I'm not sure if I understand your question correctly, just lmk

ra9hur commented 3 months ago

Thanks for the response !! understand state_space now.

ra9hur commented 3 months ago

Here is the description provided for action space in the notebook.

Action: The action space describes the allowed actions that the agent interacts with the environment. Normally, a ∈ A includes three actions: a ∈ {−1, 0, 1}, where −1, 0, 1 represent selling, holding, and buying one stock. Also, an action can be carried upon multiple shares. We use an action space {−k, ..., −1, 0, 1, ..., k}, where k denotes the number of shares. For example, "Buy 10 shares of AAPL" or "Sell 10 shares of AAPL" are 10 or −10, respectively

Going by the above description, If we are trading only 1 stock, possible number of actions is : [buy, sell, hold] action_space = 1 (for hold) + 2 * stock_dimension (buys, sells for 1 stock) = 3

if there are 30 stocks, possible number of actions should be : 30 sells, 30 buys and a hold. So the formula for action space as I understand should be, action_space = 1 (for hold) + 2 * stock_dimension (buys, sells for 30 stocks) = 61


However, in the notebook, action space is considered equal to stock dimension. So, for 30 stocks, action_space = stock_dimension = 30

Can you please clarify, why "action_space = stock_dimension" is considered ?

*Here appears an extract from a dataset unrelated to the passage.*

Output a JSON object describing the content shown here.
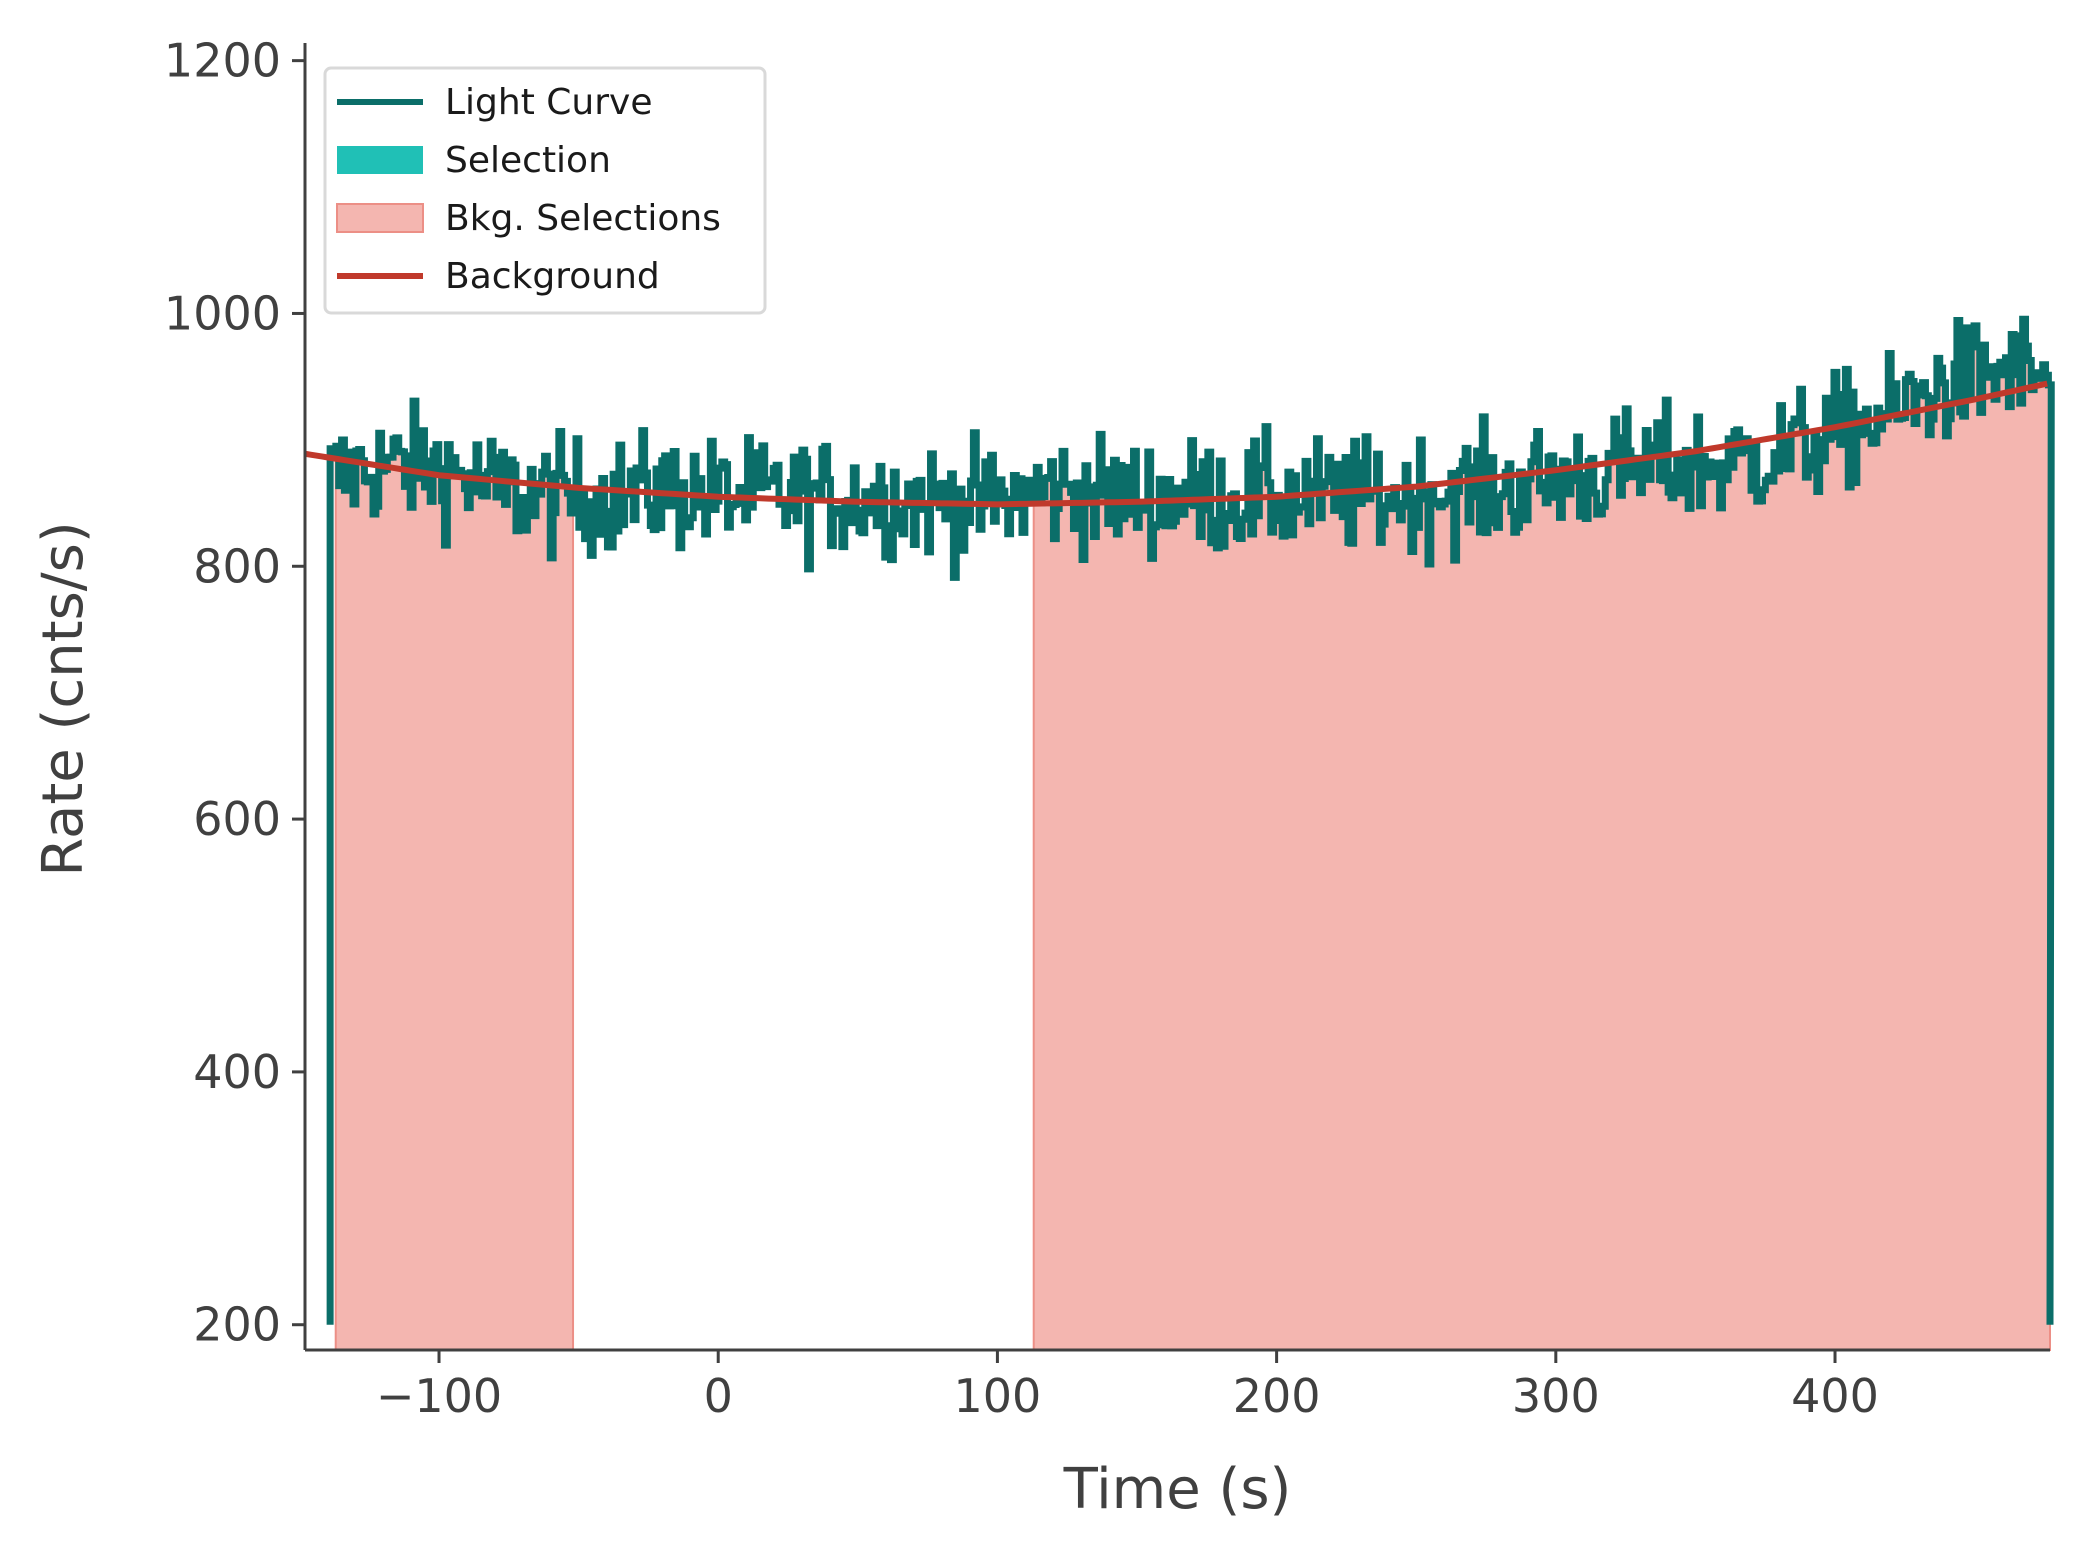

ZiyiXia commented 3 months ago

Because for each stock, the action is a scalar with in a continuous space instead of a discrete space like {-1, 0, 1}. Or say we just need one action for each stock, and that action is from a continuous space. Thus the action is always a vector with dimension of 30. The amount of each element directly represents buy(+)/hold(0)/sell(-) for that stock.

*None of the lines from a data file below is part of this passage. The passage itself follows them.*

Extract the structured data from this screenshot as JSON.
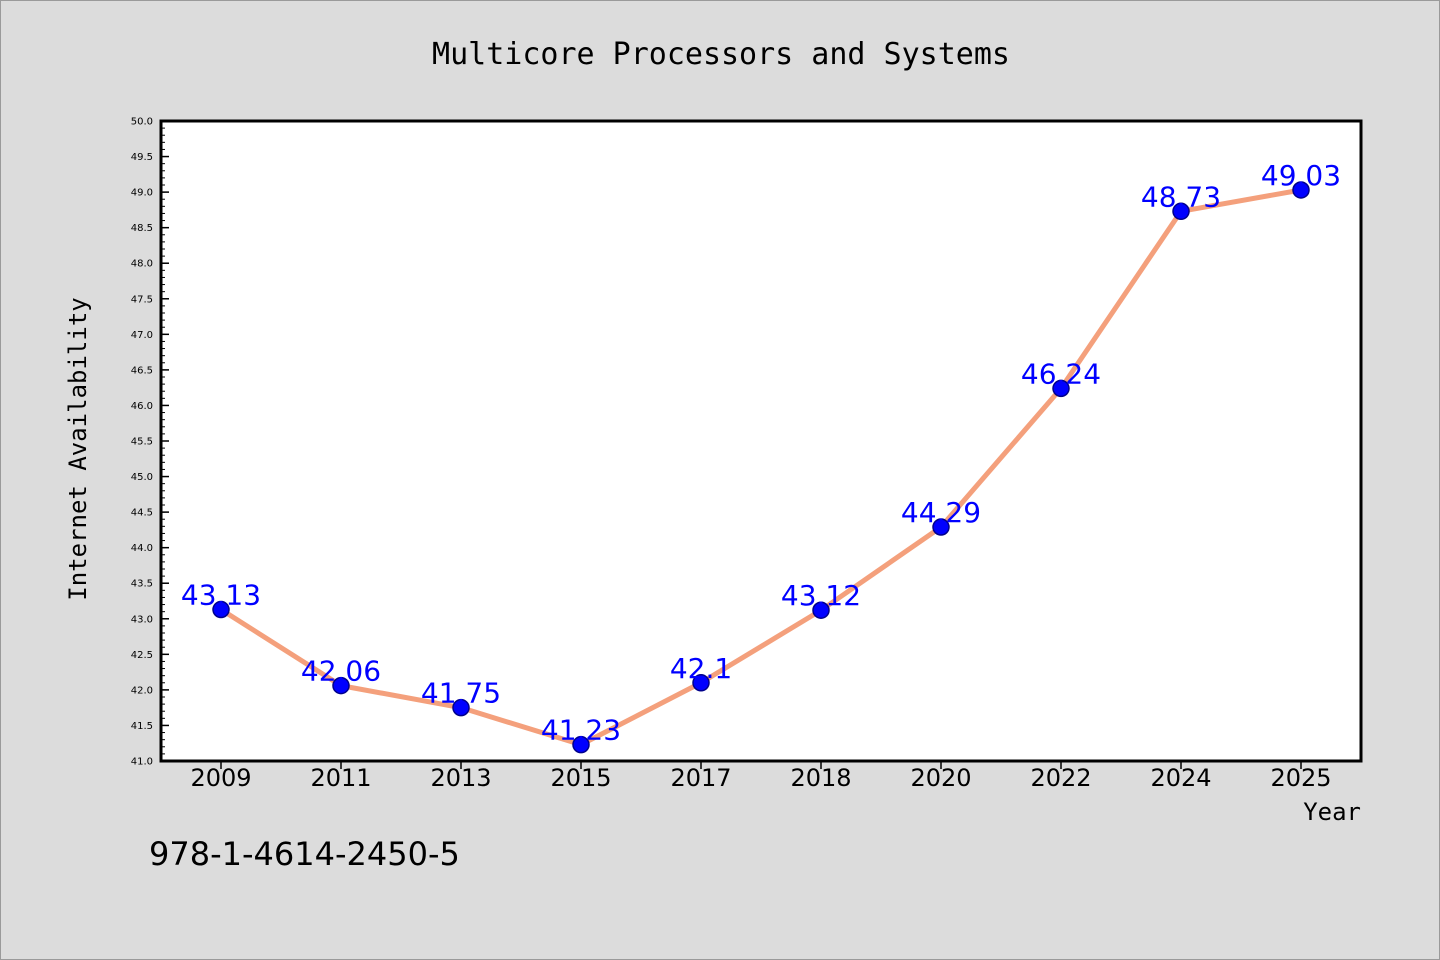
{
  "chart_data": {
    "type": "line",
    "title": "Multicore Processors and Systems",
    "xlabel": "Year",
    "ylabel": "Internet Availability",
    "categories": [
      "2009",
      "2011",
      "2013",
      "2015",
      "2017",
      "2018",
      "2020",
      "2022",
      "2024",
      "2025"
    ],
    "series": [
      {
        "values": [
          43.13,
          42.06,
          41.75,
          41.23,
          42.1,
          43.12,
          44.29,
          46.24,
          48.73,
          49.03
        ],
        "labels": [
          "43.13",
          "42.06",
          "41.75",
          "41.23",
          "42.1",
          "43.12",
          "44.29",
          "46.24",
          "48.73",
          "49.03"
        ]
      }
    ],
    "ylim": [
      41.0,
      50.0
    ],
    "yticks": [
      "41.0",
      "41.5",
      "42.0",
      "42.5",
      "43.0",
      "43.5",
      "44.0",
      "44.5",
      "45.0",
      "45.5",
      "46.0",
      "46.5",
      "47.0",
      "47.5",
      "48.0",
      "48.5",
      "49.0",
      "49.5",
      "50.0"
    ],
    "grid": false,
    "colors": {
      "line": "#f4a07c",
      "marker": "#0000ff",
      "marker_edge": "#00008b",
      "data_label": "#0000ff",
      "background": "#dcdcdc",
      "plot_background": "#ffffff"
    }
  },
  "footnote": "978-1-4614-2450-5"
}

ra9hur commented 3 months ago

Excellent !! Thanks for clarifying !!

ven7782 commented 3 months ago

Thanks for opening up this issue. I will use this thread rather than create a new one. I am studying the notebook Stock_NeurIPS2018.ipynb and experimenting. I notice several issues in it. I will list them here in no particular order.

1.) I am using one stock to train (Say AAPL). Here I notice that the DDPG agent is not learning at all. I notice that the action space used to call the step function converges quickly to -1 (All sell) or 1 (All buy) and the reward calculated is 0 which probably explains the convergence to one specific action. Has anyone observed this?

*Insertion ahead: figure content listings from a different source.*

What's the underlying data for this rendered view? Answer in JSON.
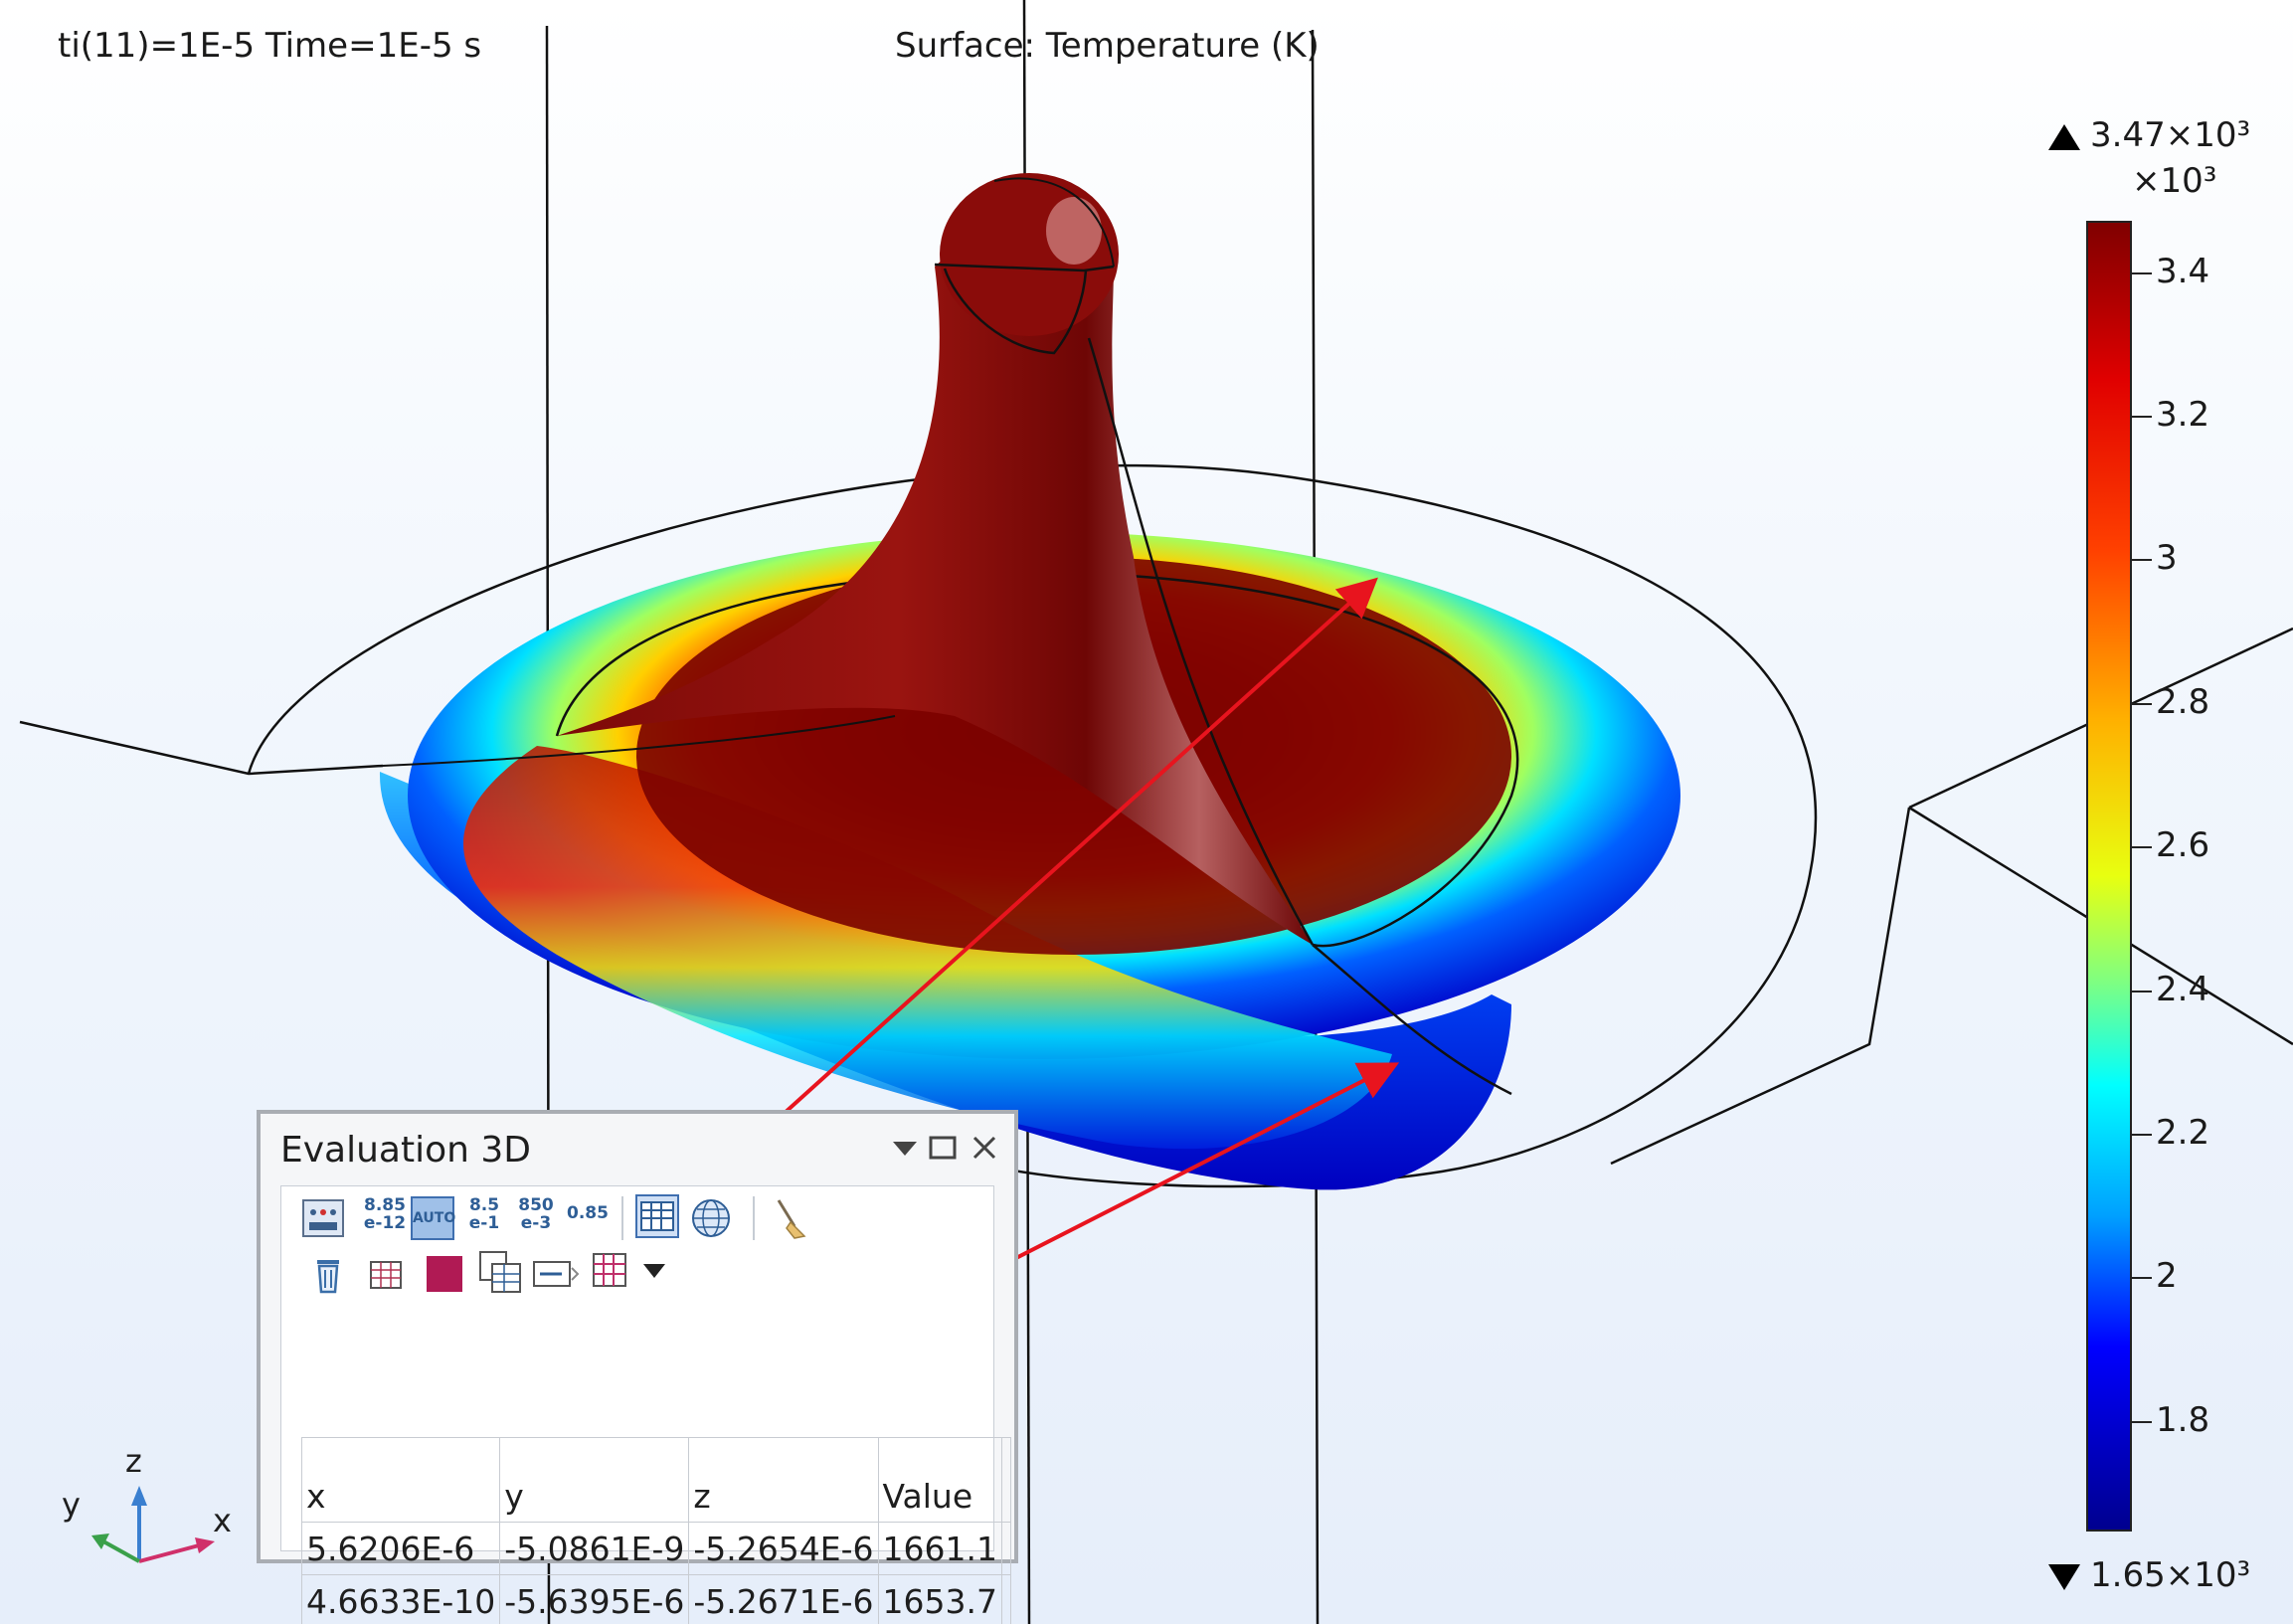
{
  "viewport": {
    "time_label": "ti(11)=1E-5 Time=1E-5 s",
    "surface_title": "Surface: Temperature (K)"
  },
  "color_legend": {
    "max_label": "3.47×10³",
    "min_label": "1.65×10³",
    "exponent_label": "×10³",
    "ticks": [
      "3.4",
      "3.2",
      "3",
      "2.8",
      "2.6",
      "2.4",
      "2.2",
      "2",
      "1.8"
    ],
    "colormap": [
      "#00008f",
      "#0000ff",
      "#00a0ff",
      "#00ffff",
      "#80ff80",
      "#ffff00",
      "#ff8000",
      "#ff0000",
      "#800000"
    ]
  },
  "eval_panel": {
    "title": "Evaluation 3D",
    "toolbar_row1": [
      {
        "name": "format-button-1",
        "label": "8.85\ne-12"
      },
      {
        "name": "format-auto-button",
        "label": "AUTO"
      },
      {
        "name": "format-button-2",
        "label": "8.5\ne-1"
      },
      {
        "name": "format-button-3",
        "label": "850\ne-3"
      },
      {
        "name": "format-button-4",
        "label": "0.85"
      }
    ],
    "columns": [
      "x",
      "y",
      "z",
      "Value"
    ],
    "rows": [
      [
        "5.6206E-6",
        "-5.0861E-9",
        "-5.2654E-6",
        "1661.1"
      ],
      [
        "4.6633E-10",
        "-5.6395E-6",
        "-5.2671E-6",
        "1653.7"
      ]
    ]
  },
  "axis_triad": {
    "x": "x",
    "y": "y",
    "z": "z"
  },
  "colors": {
    "annotation_red": "#e8141e",
    "hot": "#7a0000",
    "cold": "#0000d8"
  }
}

2.) I see that the agent only buys and sells and does not hold at all during learning. Negative action values are sell and positive is buy. Shouldn't the action space be divided equally between sell, hold and buy Sell: [-1, -0.33] Hold: (-0.33, 0.33) Buy: (0.33, 1]

3.) If the initial action is sell and the number of shares at the start will naturally be 0. In this case the agent is barred from selling and sell_num_shares: 0 until some buy actions are generated. Later sell action goes through because we have shares to sell. I feel this is too restrictive during the initial learning process. The agent should be allowed to sell or buy provided we have the funds.

Any comments or suggestions will be appreciated.